Я осторожно осматривался. Паранойя, уговаривал я себя. Что ж ты не угомонишься никак, старый вояка, стыдил я себя... В густой тени таможенного офиса пряталась сувенирная лавка. Покупательницей была пожилая дама, которая, присев прямо на прилавок, рассеянно перебирала подушки со значками. Симпатичная такая старушка, крохотная, но довольно пышных форм, в вязаной панаме кораллового цвета, прикрывающей жидкие седые кудри, в льняных брючках и парусиновых туфлях. Не о ней ли говорил мой спутник, намекая на слежку? Она-то как раз и смотрела на меня – в открытую разглядывала, вполне бесцеремонно. Или я заинтересовал пожилую даму просто как мужчина?
– Так в чем же дело, дружок?
– Я не гид, Ваня, – застенчиво признался странный человек. – Вы, наверное, не поняли. Это ведь я во всем виноват.
– В чем?
– Хотя бы в том, что вы приехали в эту страну. Это я вас сюда вызвал.

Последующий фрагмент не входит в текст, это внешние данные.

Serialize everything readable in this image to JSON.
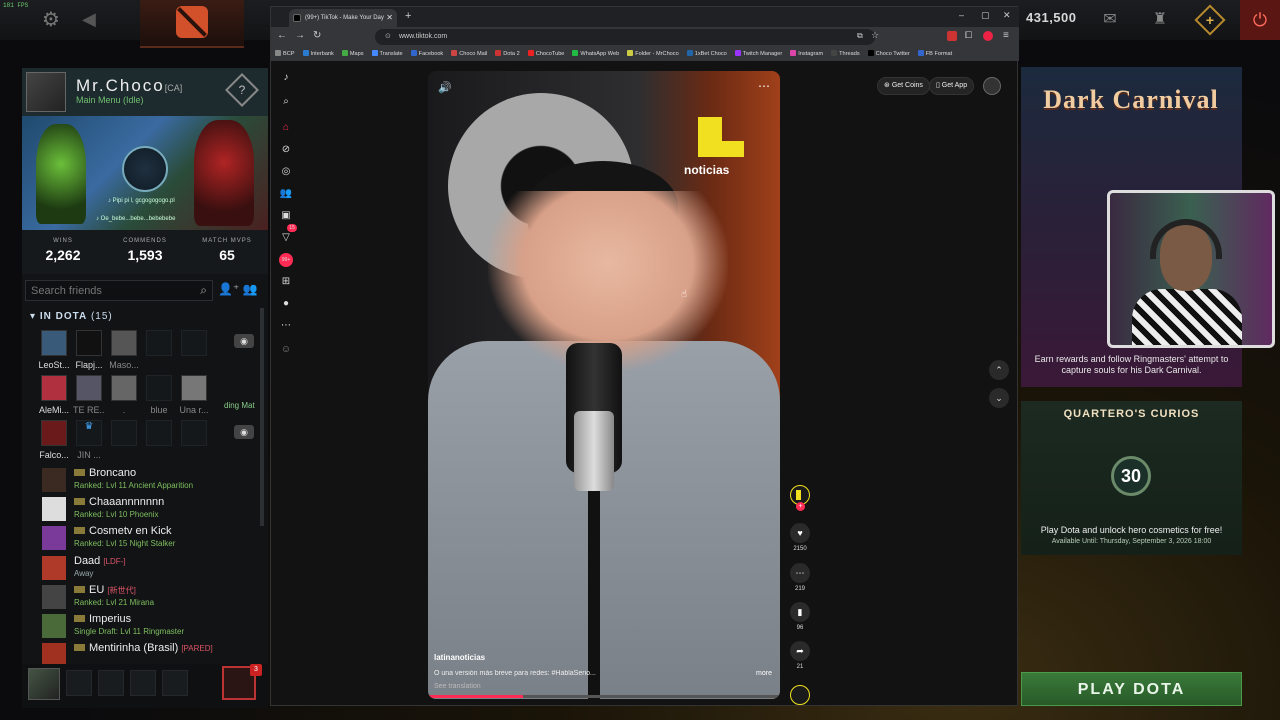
{
  "dota": {
    "fps": "181 FPS",
    "shards": "431,500",
    "profile": {
      "name": "Mr.Choco",
      "tag": "[CA]",
      "status": "Main Menu (Idle)",
      "music_line1": "Pipi pi l, gcgogogogo.pl",
      "music_line2": "Oe_bebe...bebe...bebebebe"
    },
    "stats": [
      {
        "label": "WINS",
        "value": "2,262"
      },
      {
        "label": "COMMENDS",
        "value": "1,593"
      },
      {
        "label": "MATCH MVPS",
        "value": "65"
      }
    ],
    "friends_search_placeholder": "Search friends",
    "in_dota_label": "IN DOTA",
    "in_dota_count": "(15)",
    "grid_row1": [
      "LeoSt...",
      "Flapj...",
      "Maso...",
      "",
      "",
      ""
    ],
    "grid_row2": [
      "AleMi...",
      "TE RE...",
      ".",
      "blue",
      "Una r..."
    ],
    "grid_row3": [
      "Falco...",
      "JIN ...",
      "",
      "",
      ""
    ],
    "ding_text": "ding Mat",
    "friends": [
      {
        "name": "Broncano",
        "tag": "",
        "status": "Ranked: Lvl 11 Ancient Apparition"
      },
      {
        "name": "Chaaannnnnnn",
        "tag": "",
        "status": "Ranked: Lvl 10 Phoenix"
      },
      {
        "name": "Cosmetv en Kick",
        "tag": "",
        "status": "Ranked: Lvl 15 Night Stalker"
      },
      {
        "name": "Daad",
        "tag": "[LDF-]",
        "status": "Away"
      },
      {
        "name": "EU",
        "tag": "[新世代]",
        "status": "Ranked: Lvl 21 Mirana"
      },
      {
        "name": "Imperius",
        "tag": "",
        "status": "Single Draft: Lvl 11 Ringmaster"
      },
      {
        "name": "Mentirinha (Brasil)",
        "tag": "[PARED]",
        "status": ""
      }
    ],
    "party_count": "3",
    "carnival": {
      "title": "Dark Carnival",
      "caption": "Earn rewards and follow Ringmasters' attempt to capture souls for his Dark Carnival."
    },
    "curios": {
      "title": "QUARTERO'S CURIOS",
      "badge": "30",
      "desc": "Play Dota and unlock hero cosmetics for free!",
      "avail": "Available Until: Thursday, September 3, 2026 18:00"
    },
    "play_button": "PLAY DOTA"
  },
  "browser": {
    "tab_title": "(99+) TikTok - Make Your Day",
    "url": "www.tiktok.com",
    "bookmarks": [
      "BCP",
      "Interbank",
      "Maps",
      "Translate",
      "Facebook",
      "Choco Mail",
      "Dota 2",
      "ChocoTube",
      "WhatsApp Web",
      "Folder - MrChoco",
      "1xBet Choco",
      "Twitch Manager",
      "Instagram",
      "Threads",
      "Choco Twitter",
      "FB Format"
    ]
  },
  "tiktok": {
    "get_coins": "Get Coins",
    "get_app": "Get App",
    "inbox_badge": "99+",
    "notif_badge": "15",
    "logo_text": "noticias",
    "username": "latinanoticias",
    "caption": "O una versión más breve para redes: #HablaSerio...",
    "more": "more",
    "see_translation": "See translation",
    "progress": 0.27,
    "likes": "2150",
    "comments": "219",
    "saves": "96",
    "shares": "21"
  }
}
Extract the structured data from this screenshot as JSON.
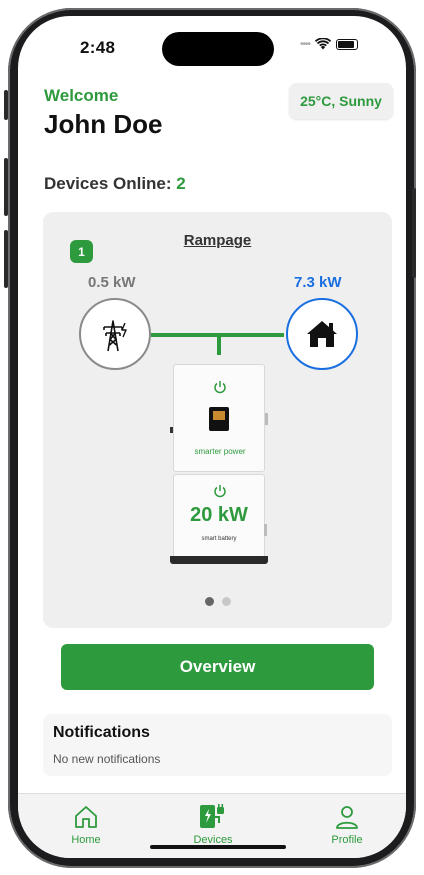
{
  "status_bar": {
    "time": "2:48"
  },
  "header": {
    "welcome": "Welcome",
    "user_name": "John Doe",
    "weather": "25°C, Sunny"
  },
  "devices": {
    "online_label": "Devices Online:",
    "online_count": "2"
  },
  "device_card": {
    "index_badge": "1",
    "title": "Rampage",
    "grid_power": "0.5 kW",
    "home_power": "7.3 kW",
    "inverter_brand": "smarter power",
    "battery_power": "20 kW",
    "battery_label": "smart battery",
    "pager": {
      "pages": 2,
      "active": 1
    }
  },
  "actions": {
    "overview_label": "Overview"
  },
  "notifications": {
    "title": "Notifications",
    "message": "No new notifications"
  },
  "tabbar": {
    "items": [
      {
        "label": "Home",
        "icon": "house-icon"
      },
      {
        "label": "Devices",
        "icon": "ev-charger-icon"
      },
      {
        "label": "Profile",
        "icon": "person-icon"
      }
    ]
  },
  "colors": {
    "accent": "#2e9a3e",
    "home_blue": "#1a6fe0",
    "grid_gray": "#777777",
    "card_bg": "#efefef"
  }
}
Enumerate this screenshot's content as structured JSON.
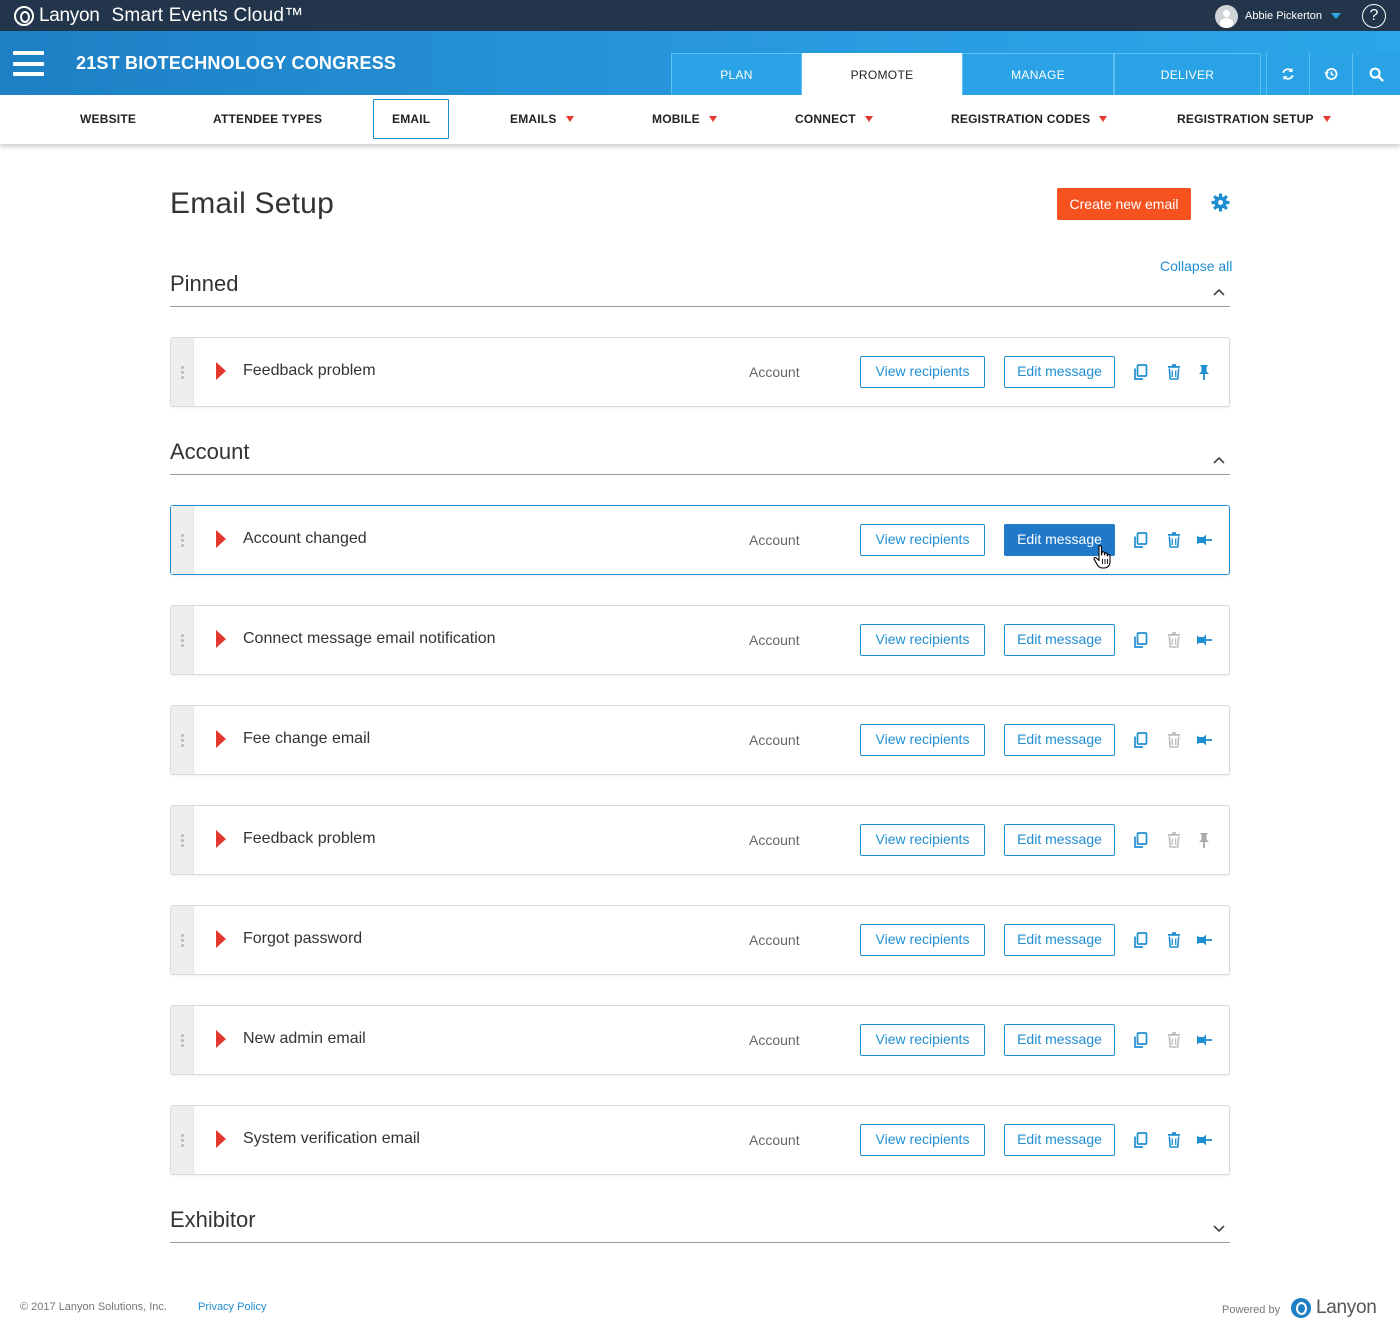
{
  "topbar": {
    "brand": "Lanyon",
    "product": "Smart Events Cloud™",
    "user_name": "Abbie Pickerton",
    "help_label": "?"
  },
  "event": {
    "title": "21ST BIOTECHNOLOGY CONGRESS",
    "tabs": [
      {
        "label": "PLAN",
        "active": false
      },
      {
        "label": "PROMOTE",
        "active": true
      },
      {
        "label": "MANAGE",
        "active": false
      },
      {
        "label": "DELIVER",
        "active": false
      }
    ],
    "icons": [
      "refresh-icon",
      "history-icon",
      "search-icon"
    ]
  },
  "subnav": {
    "items": [
      {
        "label": "WEBSITE",
        "dropdown": false
      },
      {
        "label": "ATTENDEE TYPES",
        "dropdown": false
      },
      {
        "label": "EMAIL",
        "dropdown": false,
        "active": true
      },
      {
        "label": "EMAILS",
        "dropdown": true
      },
      {
        "label": "MOBILE",
        "dropdown": true
      },
      {
        "label": "CONNECT",
        "dropdown": true
      },
      {
        "label": "REGISTRATION CODES",
        "dropdown": true
      },
      {
        "label": "REGISTRATION SETUP",
        "dropdown": true
      }
    ]
  },
  "page": {
    "title": "Email Setup",
    "create_label": "Create new email",
    "collapse_all": "Collapse all"
  },
  "sections": [
    {
      "title": "Pinned",
      "expanded": true,
      "rows": [
        {
          "name": "Feedback problem",
          "category": "Account",
          "view_label": "View recipients",
          "edit_label": "Edit message",
          "trash_enabled": true,
          "pin_state": "pinned"
        }
      ]
    },
    {
      "title": "Account",
      "expanded": true,
      "rows": [
        {
          "name": "Account changed",
          "category": "Account",
          "view_label": "View recipients",
          "edit_label": "Edit message",
          "trash_enabled": true,
          "pin_state": "unpinned",
          "selected": true
        },
        {
          "name": "Connect message email notification",
          "category": "Account",
          "view_label": "View recipients",
          "edit_label": "Edit message",
          "trash_enabled": false,
          "pin_state": "unpinned"
        },
        {
          "name": "Fee change email",
          "category": "Account",
          "view_label": "View recipients",
          "edit_label": "Edit message",
          "trash_enabled": false,
          "pin_state": "unpinned"
        },
        {
          "name": "Feedback problem",
          "category": "Account",
          "view_label": "View recipients",
          "edit_label": "Edit message",
          "trash_enabled": false,
          "pin_state": "pinned-disabled"
        },
        {
          "name": "Forgot password",
          "category": "Account",
          "view_label": "View recipients",
          "edit_label": "Edit message",
          "trash_enabled": true,
          "pin_state": "unpinned"
        },
        {
          "name": "New admin email",
          "category": "Account",
          "view_label": "View recipients",
          "edit_label": "Edit message",
          "trash_enabled": false,
          "pin_state": "unpinned"
        },
        {
          "name": "System verification email",
          "category": "Account",
          "view_label": "View recipients",
          "edit_label": "Edit message",
          "trash_enabled": true,
          "pin_state": "unpinned"
        }
      ]
    },
    {
      "title": "Exhibitor",
      "expanded": false,
      "rows": []
    }
  ],
  "footer": {
    "copyright": "© 2017 Lanyon Solutions, Inc.",
    "privacy": "Privacy Policy",
    "powered_by": "Powered by",
    "logo_text": "Lanyon"
  },
  "colors": {
    "topbar": "#22354a",
    "primary": "#1f8dd1",
    "accent_orange": "#f5521f",
    "arrow_red": "#e3382e"
  }
}
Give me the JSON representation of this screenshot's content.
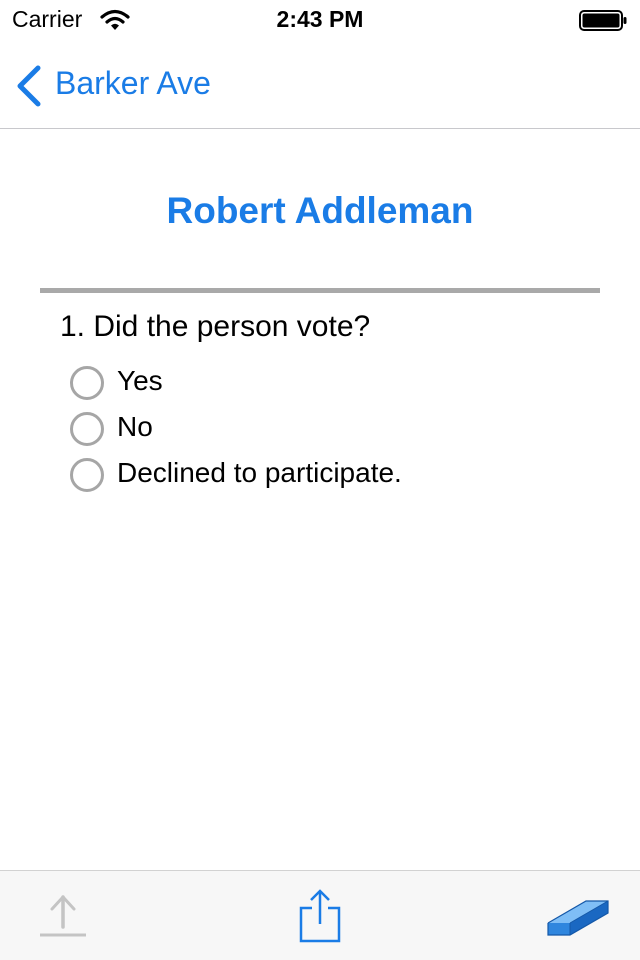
{
  "status_bar": {
    "carrier": "Carrier",
    "time": "2:43 PM",
    "icons": [
      "wifi-icon",
      "battery-icon"
    ]
  },
  "nav": {
    "back_label": "Barker Ave",
    "back_icon": "chevron-left-icon"
  },
  "person": {
    "name": "Robert Addleman"
  },
  "survey": {
    "question": "1. Did the person vote?",
    "options": [
      {
        "label": "Yes",
        "selected": false
      },
      {
        "label": "No",
        "selected": false
      },
      {
        "label": "Declined to participate.",
        "selected": false
      }
    ]
  },
  "toolbar": {
    "icons": [
      "upload-icon",
      "share-icon",
      "eraser-icon"
    ],
    "upload_enabled": false
  },
  "colors": {
    "accent": "#1a7ce6",
    "divider": "#a9a9a9",
    "radio_border": "#a6a6a6",
    "disabled": "#c4c4c4",
    "toolbar_bg": "#f7f7f7"
  }
}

Сумасшедший? Или они здесь так развлекаются? Я посмотрел на него внимательно. Я плохо на него посмотрел, не лучше того профессионального наблюдателя, который позаимствовал у Джека Лондона авторские права на свою национальность. Даже переложил на всякий случай чемодан из правой руки в левую: правая у меня ударная.
– Разумеется, – приветливо кивнул я ему. – Все в порядке, дружок, я же не против.
Он избегал моего взгляда.
– Смеетесь, Ваня. Правильно, я бы тоже на вашем месте смеялся. Жаль, что у нас почти не осталось времени поговорить... – Собеседник внезапно прервался и остро взглянул вверх. – Те, кто на нас смотрит, спустятся на вертолете, – он показал пальцем. – Оттуда.
– Вертолет тоже вы вызвали?
– Нет, вертолет вызвали те, кто нас сейчас подслушивает.
Ого, подумал я. Мания преследования. Забавно началось утро, нельзя не признать. Впрочем, этому человеку, вероятно, нужна помощь, а я тут шутки шучу вместо того, чтобы снять с пояса радиофон и срочно позвать более компетентных собеседников...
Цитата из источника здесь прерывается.